Synopsis : Bernard Coudray vit tranquillement avec sa femme Arlette et leur jeune fils Thomas dans une maison assez isolée. Restée longtemps inhabitée, la maison d’en face est finalement louée par Philippe Bauchard et son épouse Mathilde. Une fois que les nouveaux voisins se sont installés, Bernard découvre que Mathilde est en fait sa compagne d’avant, qu’il n’avait plus revue depuis leur séparation tempétueuse des années plus tôt. Gênés par cette situation délicate, les anciens amants ne tardent pourtant pas à raviver la flamme passionnelle qui brûlait auparavant entre eux.
L’amour sauvage
Le leurre formel est très tôt mis en œuvre dans La Femme d’à côté. L’introduction énoncée face caméra par le personnage de Madame Jouve, interprété avec une distance très digne par Véronique Silver, nous met moins d’emblée sur une fausse piste qu’elle joue avec notre perception et nos attentes. Ainsi, il y aura bel et bien une intervention finale de la police – d’ailleurs filmée de loin – une fois que les passions romantiques et érotiques auront expié de façon tragique. Mais ce n’est pas ce volet, plus proche en termes de genre du thriller poisseux, qui semble intéresser François Truffaut. Ni l’aventure extraconjugale se soldant par des reproches et d’autres explications corsées auprès du conjoint officiel. Non, toute cette histoire, au fond très banale, évolue autour d’une drôle de forme de regret et de nostalgie. Sauf que seule la narratrice informelle aura compris que cela ne sert à rien de chercher à rattraper le temps perdu, quitte à esquiver une tentative de retrouvailles tardives.

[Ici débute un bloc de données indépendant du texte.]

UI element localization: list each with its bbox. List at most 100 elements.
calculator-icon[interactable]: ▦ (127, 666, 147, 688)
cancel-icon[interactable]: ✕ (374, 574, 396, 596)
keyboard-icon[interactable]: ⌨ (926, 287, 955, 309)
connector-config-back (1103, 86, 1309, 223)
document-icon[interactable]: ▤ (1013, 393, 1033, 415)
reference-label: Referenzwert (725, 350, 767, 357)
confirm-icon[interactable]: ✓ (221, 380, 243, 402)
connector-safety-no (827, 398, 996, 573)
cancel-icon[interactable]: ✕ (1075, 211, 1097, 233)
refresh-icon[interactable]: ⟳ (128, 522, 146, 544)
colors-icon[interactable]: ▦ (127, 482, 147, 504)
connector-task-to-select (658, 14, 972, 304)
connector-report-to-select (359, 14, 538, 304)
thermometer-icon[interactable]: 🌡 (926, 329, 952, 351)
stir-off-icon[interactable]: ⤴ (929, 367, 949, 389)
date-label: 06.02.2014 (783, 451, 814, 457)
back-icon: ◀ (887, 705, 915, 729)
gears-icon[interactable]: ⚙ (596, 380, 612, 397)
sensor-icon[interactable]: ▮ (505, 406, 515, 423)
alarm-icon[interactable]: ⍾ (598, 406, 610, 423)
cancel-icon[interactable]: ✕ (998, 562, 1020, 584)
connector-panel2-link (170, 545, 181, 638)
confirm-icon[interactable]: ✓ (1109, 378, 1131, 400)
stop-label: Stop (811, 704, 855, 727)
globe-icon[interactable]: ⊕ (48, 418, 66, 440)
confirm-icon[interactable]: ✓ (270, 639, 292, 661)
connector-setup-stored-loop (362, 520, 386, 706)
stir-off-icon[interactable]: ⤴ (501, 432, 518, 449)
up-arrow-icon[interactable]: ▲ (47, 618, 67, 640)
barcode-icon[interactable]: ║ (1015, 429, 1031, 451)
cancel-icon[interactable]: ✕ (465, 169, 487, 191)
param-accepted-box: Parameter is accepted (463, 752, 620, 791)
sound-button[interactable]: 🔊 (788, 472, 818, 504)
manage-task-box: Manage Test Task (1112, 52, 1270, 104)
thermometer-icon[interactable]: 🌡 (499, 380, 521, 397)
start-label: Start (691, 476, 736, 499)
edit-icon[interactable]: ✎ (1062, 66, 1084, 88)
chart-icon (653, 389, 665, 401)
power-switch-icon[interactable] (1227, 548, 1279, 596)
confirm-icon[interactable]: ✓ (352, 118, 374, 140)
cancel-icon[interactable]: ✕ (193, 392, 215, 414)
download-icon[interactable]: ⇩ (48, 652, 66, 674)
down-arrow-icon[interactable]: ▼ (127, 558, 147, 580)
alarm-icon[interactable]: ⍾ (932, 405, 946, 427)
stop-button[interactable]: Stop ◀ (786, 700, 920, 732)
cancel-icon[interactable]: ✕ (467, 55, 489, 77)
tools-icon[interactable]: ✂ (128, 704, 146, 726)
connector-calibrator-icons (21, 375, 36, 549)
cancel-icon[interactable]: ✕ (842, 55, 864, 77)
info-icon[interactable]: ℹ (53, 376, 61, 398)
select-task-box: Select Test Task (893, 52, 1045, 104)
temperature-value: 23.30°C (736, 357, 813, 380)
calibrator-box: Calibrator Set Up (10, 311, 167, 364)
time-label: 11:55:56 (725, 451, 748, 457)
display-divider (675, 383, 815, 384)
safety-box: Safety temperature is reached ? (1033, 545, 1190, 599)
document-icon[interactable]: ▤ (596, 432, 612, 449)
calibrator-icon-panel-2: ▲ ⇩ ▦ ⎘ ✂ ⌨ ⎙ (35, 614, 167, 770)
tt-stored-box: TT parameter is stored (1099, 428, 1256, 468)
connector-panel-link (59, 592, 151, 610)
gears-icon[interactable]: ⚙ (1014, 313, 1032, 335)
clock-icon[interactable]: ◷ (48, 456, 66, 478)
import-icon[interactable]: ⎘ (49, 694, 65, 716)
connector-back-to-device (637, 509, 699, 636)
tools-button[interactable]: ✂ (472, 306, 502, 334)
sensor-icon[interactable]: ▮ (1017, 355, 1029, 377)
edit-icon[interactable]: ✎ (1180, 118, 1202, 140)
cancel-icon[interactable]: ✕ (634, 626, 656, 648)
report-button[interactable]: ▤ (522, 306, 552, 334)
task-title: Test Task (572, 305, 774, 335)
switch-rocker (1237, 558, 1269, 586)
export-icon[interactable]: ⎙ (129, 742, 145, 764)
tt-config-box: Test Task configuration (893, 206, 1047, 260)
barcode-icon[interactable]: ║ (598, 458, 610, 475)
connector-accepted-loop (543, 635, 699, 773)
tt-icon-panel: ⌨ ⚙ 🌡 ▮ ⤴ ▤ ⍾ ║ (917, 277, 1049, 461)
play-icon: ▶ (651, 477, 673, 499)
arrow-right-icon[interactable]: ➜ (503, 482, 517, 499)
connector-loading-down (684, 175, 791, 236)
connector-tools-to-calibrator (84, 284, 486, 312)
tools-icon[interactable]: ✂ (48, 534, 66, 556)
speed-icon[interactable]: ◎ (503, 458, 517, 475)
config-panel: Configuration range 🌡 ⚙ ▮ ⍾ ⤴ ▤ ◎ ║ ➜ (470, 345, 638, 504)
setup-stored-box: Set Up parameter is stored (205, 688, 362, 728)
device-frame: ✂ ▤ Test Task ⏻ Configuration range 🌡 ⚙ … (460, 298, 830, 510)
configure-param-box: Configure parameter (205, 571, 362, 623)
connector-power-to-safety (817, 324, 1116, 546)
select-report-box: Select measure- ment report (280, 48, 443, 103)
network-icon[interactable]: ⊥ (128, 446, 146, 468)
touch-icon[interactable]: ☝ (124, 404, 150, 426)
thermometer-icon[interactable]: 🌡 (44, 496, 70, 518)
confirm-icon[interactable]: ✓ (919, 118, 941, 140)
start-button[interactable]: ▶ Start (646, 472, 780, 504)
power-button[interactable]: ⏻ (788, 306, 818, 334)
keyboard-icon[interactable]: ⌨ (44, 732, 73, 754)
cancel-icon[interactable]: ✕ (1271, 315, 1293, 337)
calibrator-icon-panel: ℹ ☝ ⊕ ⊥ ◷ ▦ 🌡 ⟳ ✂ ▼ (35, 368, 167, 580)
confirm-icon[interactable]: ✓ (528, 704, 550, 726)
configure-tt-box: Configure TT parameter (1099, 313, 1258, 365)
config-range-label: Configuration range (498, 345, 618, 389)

Les deux personnages principaux, quant à eux, ne font hélas pas preuve du même raisonnement réfléchi. Hélas pour eux, puisque pour nous, l’observation de leur incapacité de gérer la résurgence insoupçonnée de leur libido et de leur cœur relève tout de même du plaisir aussi coupable que malicieux. Tandis que Gérard Depardieu dans le rôle de Bernard ne maîtrise aucunement son appétit sexuel, sensiblement plus prononcé que sa faculté d’articuler clairement tout ce qui le chiffonne dans ce supplément de passion auquel il lui est impossible de se soustraire, Fanny Ardant rayonne dans un emploi de femme fatale plus nuancé qu’il ne paraît de prime abord. Ce n’est pas forcément elle qui mène la danse. Et pourtant, ses réactions de plus en plus névrotiques face aux avances de l’homme de sa vie rythment le récit d’une manière astucieuse.
Ni avec toi, ni sans toi
Les thèmes du manque et de l’insuffisance affective sous-tendent le film avec une finesse dramatique jamais prise en défaut. Cela commence avec la virilité aux pieds d’argile des maris. Alors qu’ils sont censés guider le destin de centaines de passagers dans les airs pour Philippe – Henri Garcin curieusement parfait dans la peau du mari qui ignore tout des troubles existentiels de sa femme – et de milliers de tonnes sur l’eau pour Bernard, on les voit la plupart du temps quitter plus ou moins précipitamment leur poste de travail. Cette faiblesse sociale se manifeste de même par de petites touches : la brève séquence autour de la portière de voiture bloquée juste au moment où Bernard est déjà en retard pour partir au boulot ou bien l’achat d’une robe joliment transparente en guise de cadeau maladroit de la part de Philippe, un vêtement qui ne fait alors que raviver les pulsions adultères de son voisin. De là à y déceler quelque symbole d’émasculation que ce soit, c’est un pas que le style sophistiqué de François Truffaut ne franchira a priori jamais.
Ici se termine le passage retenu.